A radio receiver antenna that is 2 m long is oriented along the direction of the electromagnetic wave and receives…

Q: A radio receiver antenna that is 2 m long is oriented along the direction of the electromagnetic wave and receives a signal of intensity 5 × 10-16 W / m2. The maximum instantaneous potential difference across the two ends of the antenna is

(a) 1.23 μV

(b) 1.23 mV

(c) 1.23 V

(d) 12.3 μV

Ans: (a)

Sol: Energy Density $ u = \frac{1}{2}\epsilon_0 E_0^2 $

$ \frac{I}{c} = \frac{1}{2}\epsilon_0 E_0^2 $

Find E0 then , V0 = E0 d , where d= 2m

The electric field of a plane electromagnetic wave varies with time of amplitude 2 Vm-1 propagating along z-axis…

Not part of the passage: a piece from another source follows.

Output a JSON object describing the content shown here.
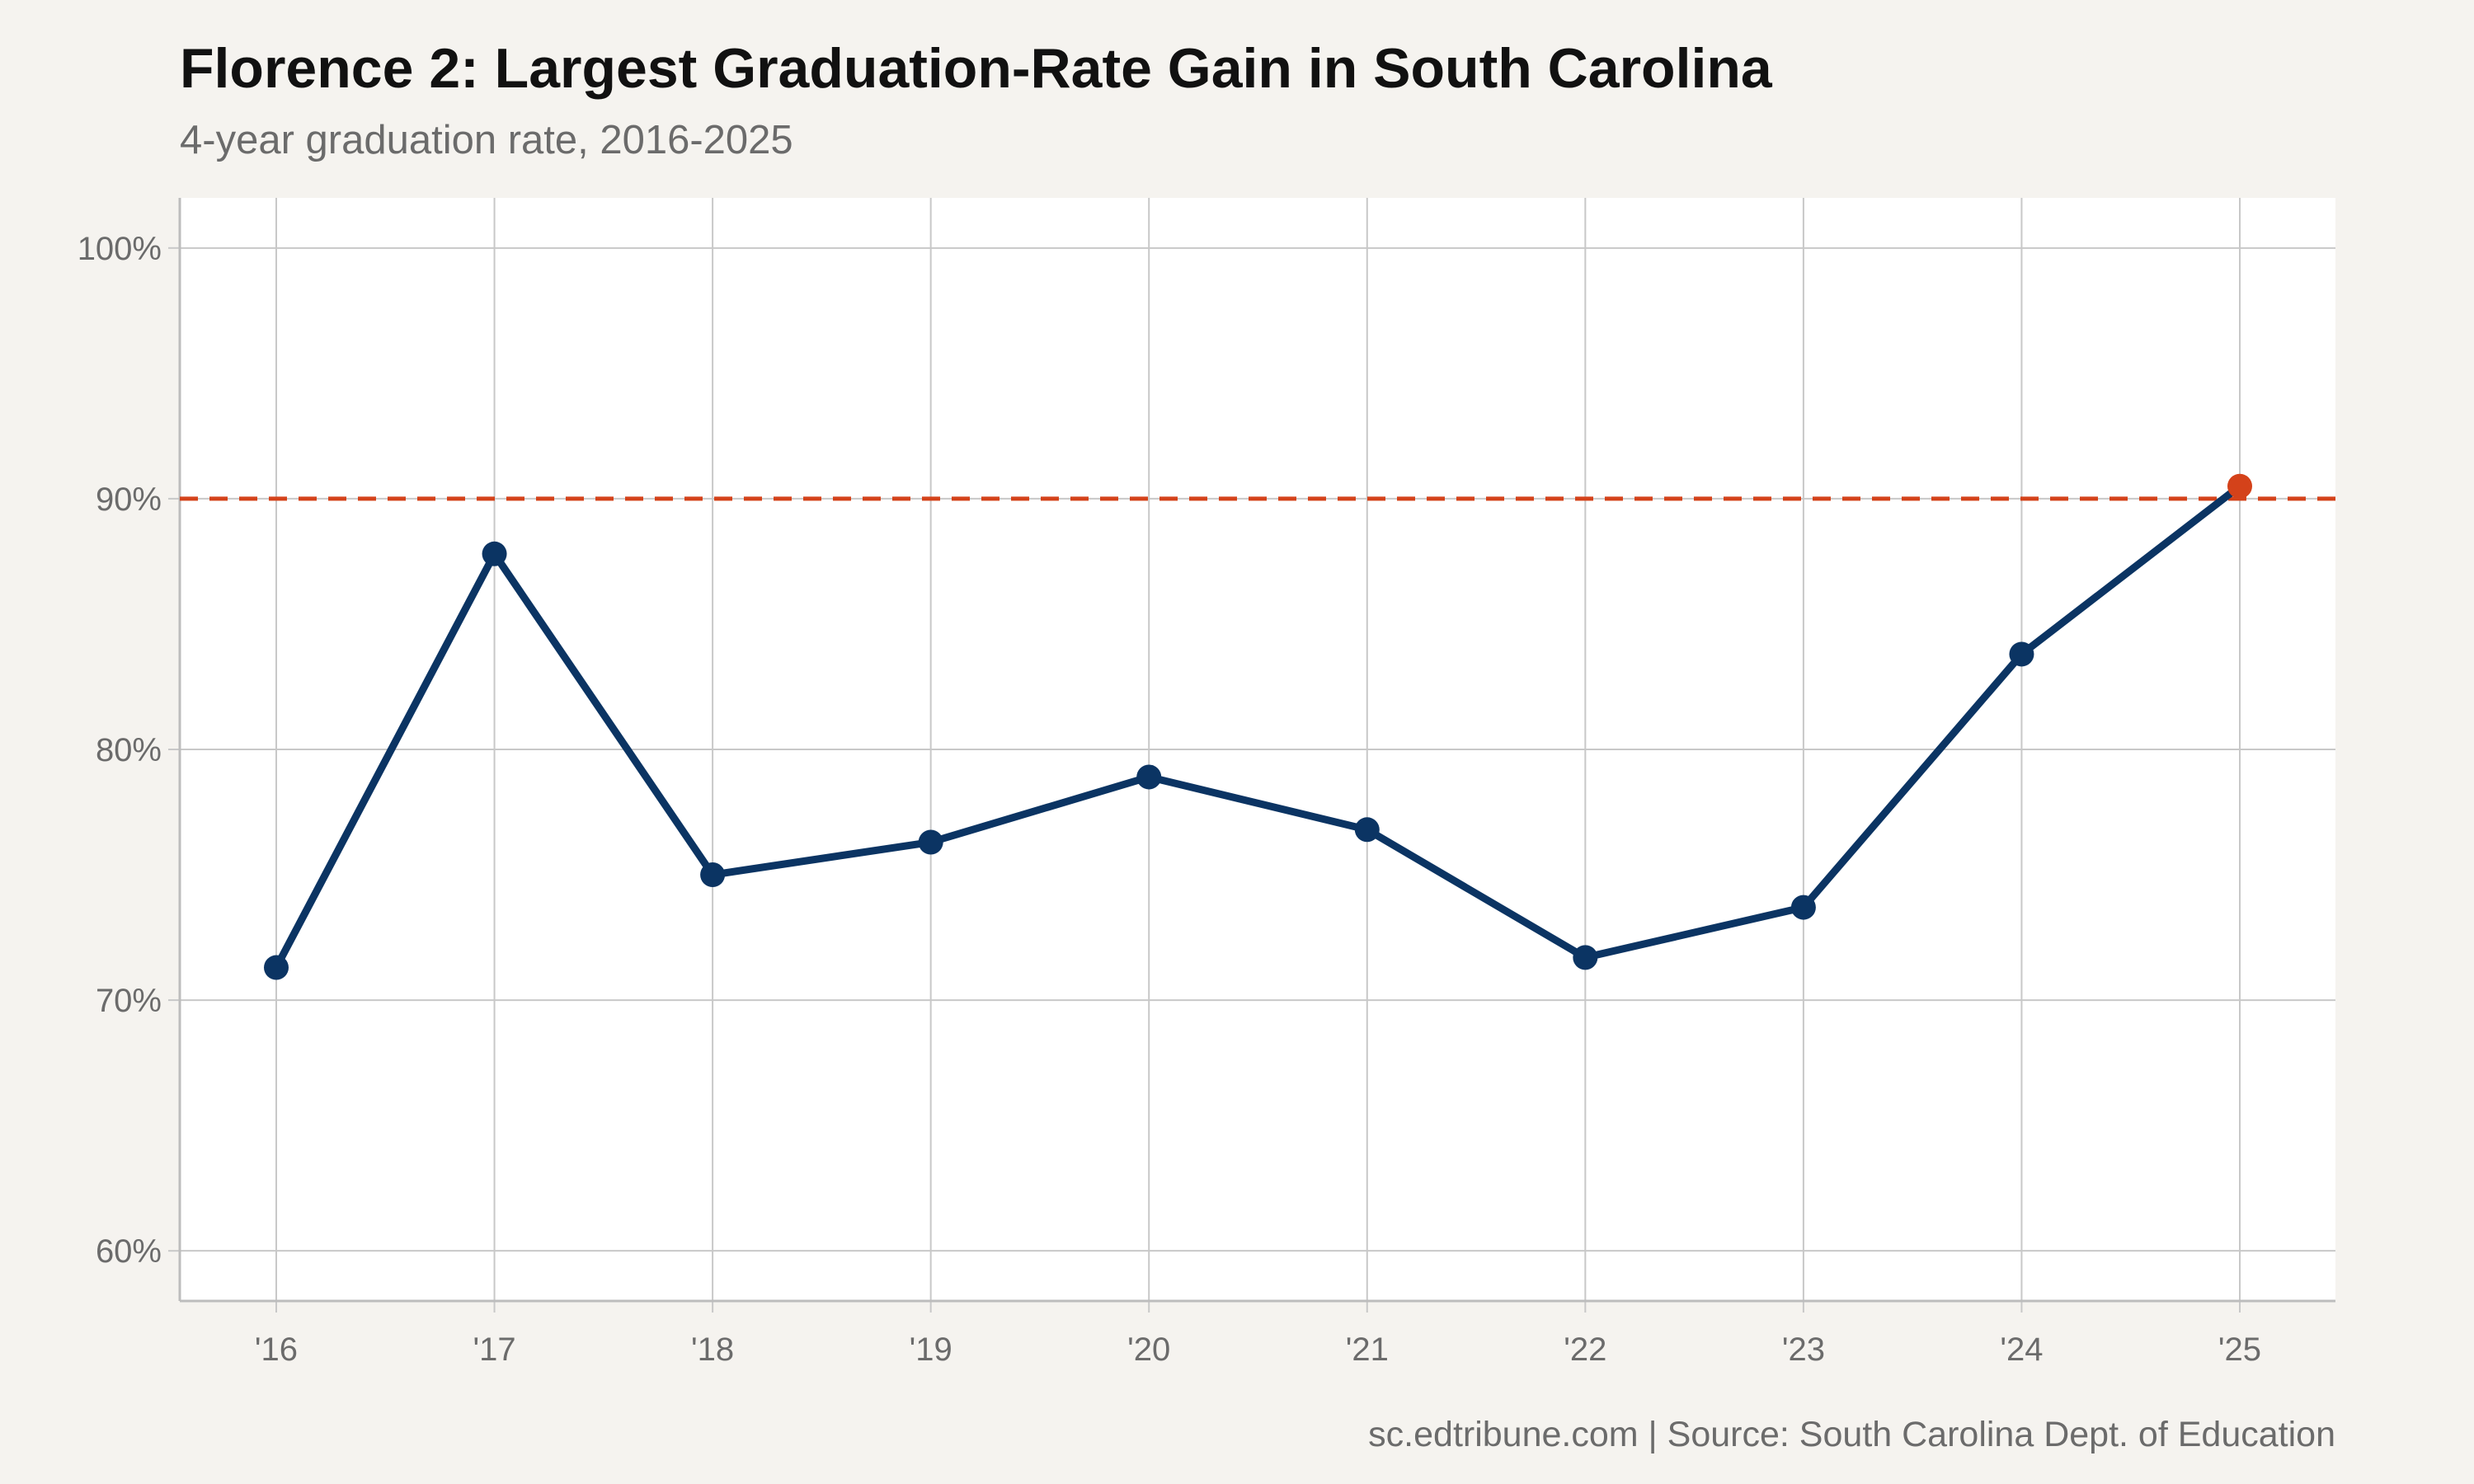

Q: The electric field of a plane electromagnetic wave varies with time of amplitude 2 Vm-1 propagating along z-axis. The average energy density of the magnetic field is (in Jm-3)

(a) 13.29 × 10-12

(b) 8.86 × 10-12

(c) 17.72 × 10-12

(d) 4.43 × 10-12

Ans: (b)

Sol: Avg mag. Energy density $ \Large u_B = \frac{B_0^2}{4 \mu_0} $

An EM waves is propagating in a medium with a velocity v = v î . The instantaneous oscillating electric field…

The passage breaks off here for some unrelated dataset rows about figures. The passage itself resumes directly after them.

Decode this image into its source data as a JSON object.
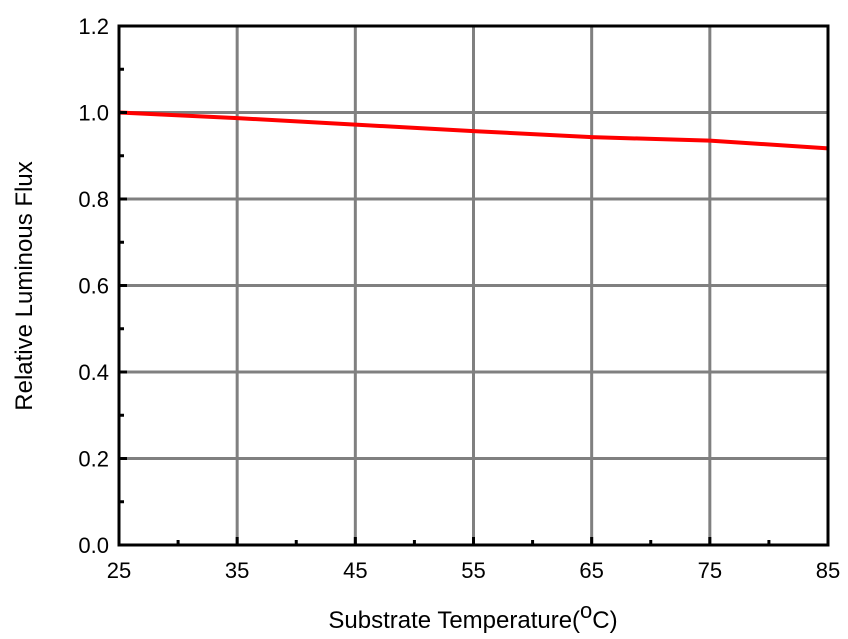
{
  "chart_data": {
    "type": "line",
    "title": "",
    "xlabel": "Substrate Temperature(",
    "xlabel_superscript": "o",
    "xlabel_suffix": "C)",
    "ylabel": "Relative Luminous Flux",
    "xlim": [
      25,
      85
    ],
    "ylim": [
      0.0,
      1.2
    ],
    "xticks": [
      25,
      35,
      45,
      55,
      65,
      75,
      85
    ],
    "xtick_labels": [
      "25",
      "35",
      "45",
      "55",
      "65",
      "75",
      "85"
    ],
    "yticks": [
      0.0,
      0.2,
      0.4,
      0.6,
      0.8,
      1.0,
      1.2
    ],
    "ytick_labels": [
      "0.0",
      "0.2",
      "0.4",
      "0.6",
      "0.8",
      "1.0",
      "1.2"
    ],
    "x_minor_ticks": [
      30,
      40,
      50,
      60,
      70,
      80
    ],
    "y_minor_ticks": [
      0.1,
      0.3,
      0.5,
      0.7,
      0.9,
      1.1
    ],
    "grid": true,
    "series": [
      {
        "color": "#ff0000",
        "x": [
          25,
          35,
          45,
          55,
          65,
          75,
          85
        ],
        "y": [
          1.0,
          0.987,
          0.972,
          0.957,
          0.943,
          0.935,
          0.917
        ]
      }
    ],
    "colors": {
      "grid": "#808080",
      "axis": "#000000",
      "line": "#ff0000"
    }
  }
}
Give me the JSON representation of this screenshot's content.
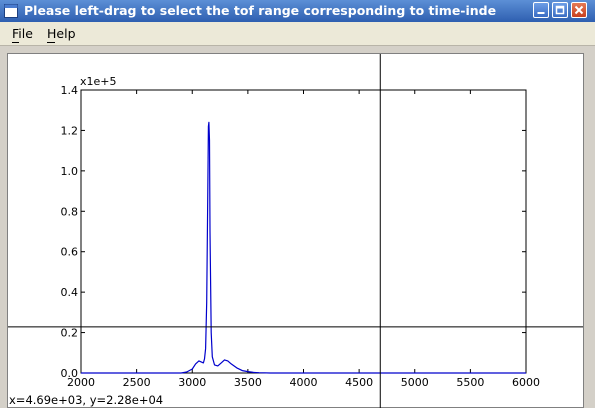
{
  "window": {
    "title": "Please left-drag to select the tof range corresponding to time-inde",
    "colors": {
      "titlebar": "#2e5fb0",
      "close": "#d9532c",
      "menubar": "#ece9d8"
    }
  },
  "menu": {
    "file": "File",
    "help": "Help"
  },
  "status": {
    "coords": "x=4.69e+03, y=2.28e+04"
  },
  "chart_data": {
    "type": "line",
    "title": "",
    "xlabel": "",
    "ylabel": "",
    "y_multiplier_label": "x1e+5",
    "xlim": [
      2000,
      6000
    ],
    "ylim": [
      0.0,
      1.4
    ],
    "xticks": [
      "2000",
      "2500",
      "3000",
      "3500",
      "4000",
      "4500",
      "5000",
      "5500",
      "6000"
    ],
    "yticks": [
      "0.0",
      "0.2",
      "0.4",
      "0.6",
      "0.8",
      "1.0",
      "1.2",
      "1.4"
    ],
    "series": [
      {
        "color": "#0000cc",
        "x": [
          2000,
          2900,
          2950,
          3000,
          3030,
          3060,
          3080,
          3100,
          3110,
          3120,
          3130,
          3140,
          3145,
          3150,
          3155,
          3160,
          3170,
          3180,
          3200,
          3230,
          3260,
          3290,
          3320,
          3350,
          3400,
          3450,
          3500,
          3550,
          3600,
          3700,
          6000
        ],
        "y": [
          0.0,
          0.0,
          0.005,
          0.02,
          0.045,
          0.06,
          0.055,
          0.05,
          0.07,
          0.12,
          0.35,
          0.9,
          1.22,
          1.24,
          1.15,
          0.7,
          0.2,
          0.08,
          0.04,
          0.035,
          0.05,
          0.065,
          0.06,
          0.045,
          0.025,
          0.012,
          0.007,
          0.003,
          0.0015,
          0.0,
          0.0
        ]
      }
    ],
    "crosshair": {
      "x": 4690,
      "y": 0.228
    },
    "grid": false
  }
}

Q: An EM waves is propagating in a medium with a velocity v = v î . The instantaneous oscillating electric field of this EM waves is along +Y axis . Then the direction of oscillating magnetic field of the EM waves will be along

(a) -Y axis

(b) -X direction

(c) +Z direction

(d) -Z direction

Ans: (c)

Sol: For EM waves

$ \displaystyle \vec{E} \times \vec{B} = \vec{v}$

$ \displaystyle E \hat{j} \times \vec{B} = v \hat{i}$

$\displaystyle \vec{B} = B \hat{k} $